How to solve this Initial boundary value PDE problem? [SOLVED]

Question

Today I came across a question on PDE which makes me really frustrating.

The question is to solve this initial boundary value problem using method of separation variables:

$$u_{tt}=9u_{xx}\text{ for } x>0, t>0$$

$$u(x,0)=x^2 ,\ u_t(x,0)=e^{-x} \text{ for } x>0$$

$$u(0,t)=0 \text{ for }t>0$$

Given answer: $u(x,t)=x^2+9t^2+\dfrac{1}{3}e^{-x}\sinh3t$ for $x-3t>0$

$$u(x,t)=\begin{cases}x^2+9t^2+\dfrac{1}{3}e^{-x}\sinh3t&x-3t>0\\x^2+9t^2+\dfrac{1}{3}e^{-3t}\sinh x&x-3t<0\end{cases}$$

I really dont know how to solve this question because they only provide 1 boundary condition only.
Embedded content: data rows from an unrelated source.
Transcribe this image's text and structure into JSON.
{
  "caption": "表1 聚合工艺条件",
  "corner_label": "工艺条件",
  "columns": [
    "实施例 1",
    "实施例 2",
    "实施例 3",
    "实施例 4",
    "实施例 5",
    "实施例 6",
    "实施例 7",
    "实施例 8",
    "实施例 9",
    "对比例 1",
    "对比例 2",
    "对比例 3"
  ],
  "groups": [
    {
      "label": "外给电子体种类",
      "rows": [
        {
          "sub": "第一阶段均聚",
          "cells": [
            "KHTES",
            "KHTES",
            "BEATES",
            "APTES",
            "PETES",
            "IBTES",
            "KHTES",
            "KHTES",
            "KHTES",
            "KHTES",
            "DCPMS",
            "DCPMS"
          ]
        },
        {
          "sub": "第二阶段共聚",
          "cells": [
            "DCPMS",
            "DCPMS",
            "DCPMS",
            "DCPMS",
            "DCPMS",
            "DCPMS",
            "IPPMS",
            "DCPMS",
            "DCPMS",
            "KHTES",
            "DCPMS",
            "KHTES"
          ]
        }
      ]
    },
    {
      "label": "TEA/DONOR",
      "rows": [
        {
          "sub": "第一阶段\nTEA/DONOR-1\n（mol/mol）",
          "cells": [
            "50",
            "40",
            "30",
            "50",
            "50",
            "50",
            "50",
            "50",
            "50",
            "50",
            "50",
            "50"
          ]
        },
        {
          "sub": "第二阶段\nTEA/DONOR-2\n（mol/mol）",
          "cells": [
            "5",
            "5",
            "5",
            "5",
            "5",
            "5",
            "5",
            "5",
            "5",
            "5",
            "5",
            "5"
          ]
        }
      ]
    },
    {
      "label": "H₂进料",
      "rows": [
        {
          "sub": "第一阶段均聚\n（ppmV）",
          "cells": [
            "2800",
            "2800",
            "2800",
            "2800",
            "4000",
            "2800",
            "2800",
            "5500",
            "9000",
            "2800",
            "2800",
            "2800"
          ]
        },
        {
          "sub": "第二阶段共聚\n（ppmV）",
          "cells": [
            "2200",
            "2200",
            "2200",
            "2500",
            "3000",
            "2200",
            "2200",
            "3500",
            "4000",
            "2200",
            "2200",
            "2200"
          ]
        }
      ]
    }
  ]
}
Could someone please show some workings on this problem so that I can undesrtand clearly. Furthermore, I dont have example of this question in my textbook. And my teacher also not able to do it because he said he is not good in PDE chapter. Im really dead now because no one able to help me and my friends also not sure about this. So please please help me to solve this only question so that I can use this solution as reference to solve my other PDEs problems by my ownself.
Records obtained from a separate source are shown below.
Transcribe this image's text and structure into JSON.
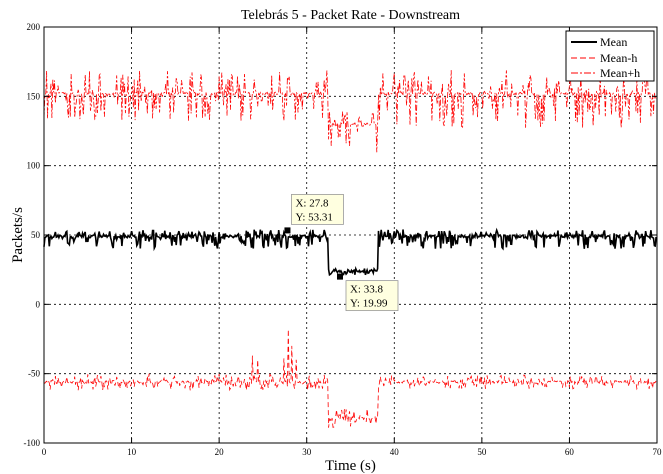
{
  "chart_data": {
    "type": "line",
    "title": "Telebrás 5 - Packet Rate - Downstream",
    "xlabel": "Time (s)",
    "ylabel": "Packets/s",
    "xlim": [
      0,
      70
    ],
    "ylim": [
      -100,
      200
    ],
    "xticks": [
      0,
      10,
      20,
      30,
      40,
      50,
      60,
      70
    ],
    "yticks": [
      -100,
      -50,
      0,
      50,
      100,
      150,
      200
    ],
    "grid": true,
    "legend_position": "top-right",
    "series": [
      {
        "name": "Mean",
        "color": "#000000",
        "style": "solid",
        "segments": [
          {
            "x_start": 0,
            "x_end": 32.5,
            "base": 49,
            "noise_down": 9,
            "noise_up": 5
          },
          {
            "x_start": 32.5,
            "x_end": 38.2,
            "base": 24,
            "noise_down": 3,
            "noise_up": 2
          },
          {
            "x_start": 38.2,
            "x_end": 70,
            "base": 49,
            "noise_down": 9,
            "noise_up": 5
          }
        ]
      },
      {
        "name": "Mean-h",
        "color": "#ff0000",
        "style": "dashed",
        "segments": [
          {
            "x_start": 0,
            "x_end": 32.5,
            "base": -56,
            "noise_down": 6,
            "noise_up": 6
          },
          {
            "x_start": 32.5,
            "x_end": 38.2,
            "base": -82,
            "noise_down": 7,
            "noise_up": 7
          },
          {
            "x_start": 38.2,
            "x_end": 70,
            "base": -56,
            "noise_down": 5,
            "noise_up": 5
          }
        ],
        "spikes": [
          {
            "x": 23.8,
            "y": -37
          },
          {
            "x": 24.4,
            "y": -40
          },
          {
            "x": 27.4,
            "y": -39
          },
          {
            "x": 27.9,
            "y": -18
          },
          {
            "x": 28.3,
            "y": -30
          },
          {
            "x": 28.8,
            "y": -40
          }
        ]
      },
      {
        "name": "Mean+h",
        "color": "#ff0000",
        "style": "dashdot",
        "segments": [
          {
            "x_start": 0,
            "x_end": 32.5,
            "base": 152,
            "noise_down": 20,
            "noise_up": 17
          },
          {
            "x_start": 32.5,
            "x_end": 38.2,
            "base": 130,
            "noise_down": 23,
            "noise_up": 10
          },
          {
            "x_start": 38.2,
            "x_end": 70,
            "base": 152,
            "noise_down": 25,
            "noise_up": 17
          }
        ]
      }
    ],
    "datatips": [
      {
        "x_label": "X: 27.8",
        "y_label": "Y: 53.31",
        "x": 27.8,
        "y": 53.31
      },
      {
        "x_label": "X: 33.8",
        "y_label": "Y: 19.99",
        "x": 33.8,
        "y": 19.99
      }
    ]
  }
}
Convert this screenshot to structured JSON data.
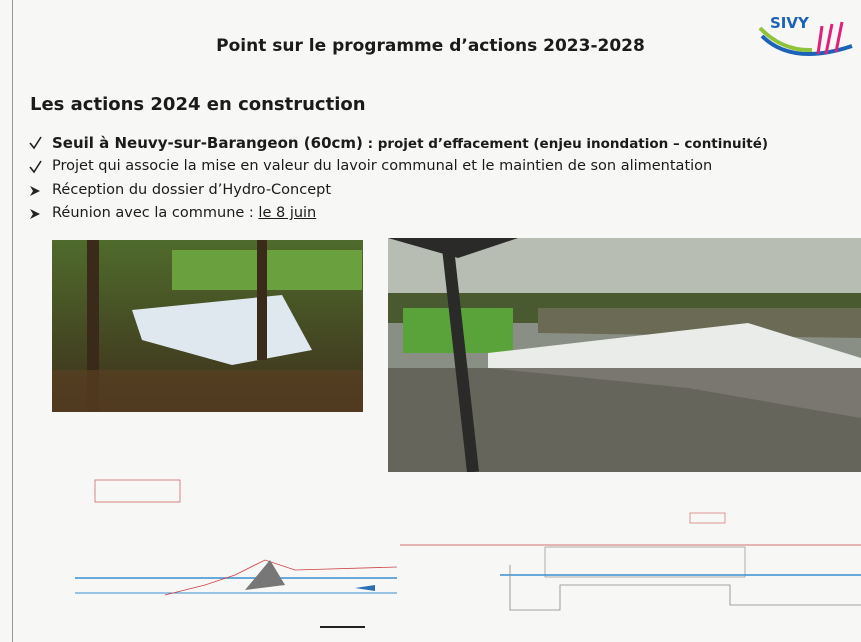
{
  "header": {
    "title": "Point sur le programme d’actions 2023-2028",
    "logo": "SIVY"
  },
  "section": {
    "heading": "Les actions 2024 en construction",
    "bullets": [
      {
        "lead": "Seuil à Neuvy-sur-Barangeon (60cm)",
        "text": " : projet d’effacement (enjeu inondation – continuité)"
      },
      {
        "text": "Projet qui associe la mise en valeur du lavoir communal et le maintien de son alimentation"
      },
      {
        "text": "Réception du dossier d’Hydro-Concept"
      },
      {
        "text": "Réunion avec la commune : ",
        "date": "le 8 juin"
      }
    ]
  }
}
Lastly, if you can help me, I will really be very grateful to you.

Answer 1

Note that when without the condition $u(0,t)=0$ this is in fact a just-determining problem and the solution can be expressed by using D’Alembert’s formula $u(x,t)=\dfrac{(x+3t)^2+(x-3t)^2}{2}+\dfrac{1}{6}\int_{x-3t}^{x+3t}e^{-s}~ds=\dfrac{x^2+6xt+9t^2+x^2-6xt+9t^2}{2}-\dfrac{1}{6}[e^{-s}]_{x-3t}^{x+3t}=\dfrac{2x^2+18t^2}{2}-\dfrac{e^{-x-3t}-e^{-x+3t}}{6}=x^2+9t^2+\dfrac{e^{-x}\sinh3t}{3}$

Check for $u(0,t)$ :

$u(0,t)=9t^2+\dfrac{\sinh3t}{3}\neq0$

$\therefore$ We should need to use the result in http://eqworld.ipmnet.ru/en/solutions/lpde/lpde201.pdf:

The solution is $u(x,t)=\begin{cases}\dfrac{(x+3t)^2+(x-3t)^2}{2}+\dfrac{1}{6}\int_{x-3t}^{x+3t}e^{-s}~ds&\text{when}~x-3t>0\\\dfrac{(x+3t)^2-(3t-x)^2}{2}+\dfrac{1}{6}\int_{3t-x}^{x+3t}e^{-s}~ds&\text{when}~x-3t<0\end{cases}=\begin{cases}\dfrac{x^2+6xt+9t^2+x^2-6xt+9t^2}{2}-\dfrac{1}{6}[e^{-s}]_{x-3t}^{x+3t}&\text{when}~x-3t>0\\\dfrac{x^2+6xt+9t^2-(9t^2-6xt+x^2)}{2}-\dfrac{1}{6}[e^{-s}]_{3t-x}^{x+3t}&\text{when}~x-3t<0\end{cases}=\begin{cases}\dfrac{2x^2+18t^2}{2}-\dfrac{e^{-x-3t}-e^{-x+3t}}{6}&\text{when}~x-3t>0\\\dfrac{12xt}{2}-\dfrac{e^{-x-3t}-e^{-3t+x}}{6}&\text{when}~x-3t<0\end{cases}=\begin{cases}x^2+9t^2+\dfrac{e^{-x}\sinh3t}{3}&\text{when}~x-3t>0\\6xt+\dfrac{e^{-3t}\sinh x}{3}&\text{when}~x-3t<0\end{cases}$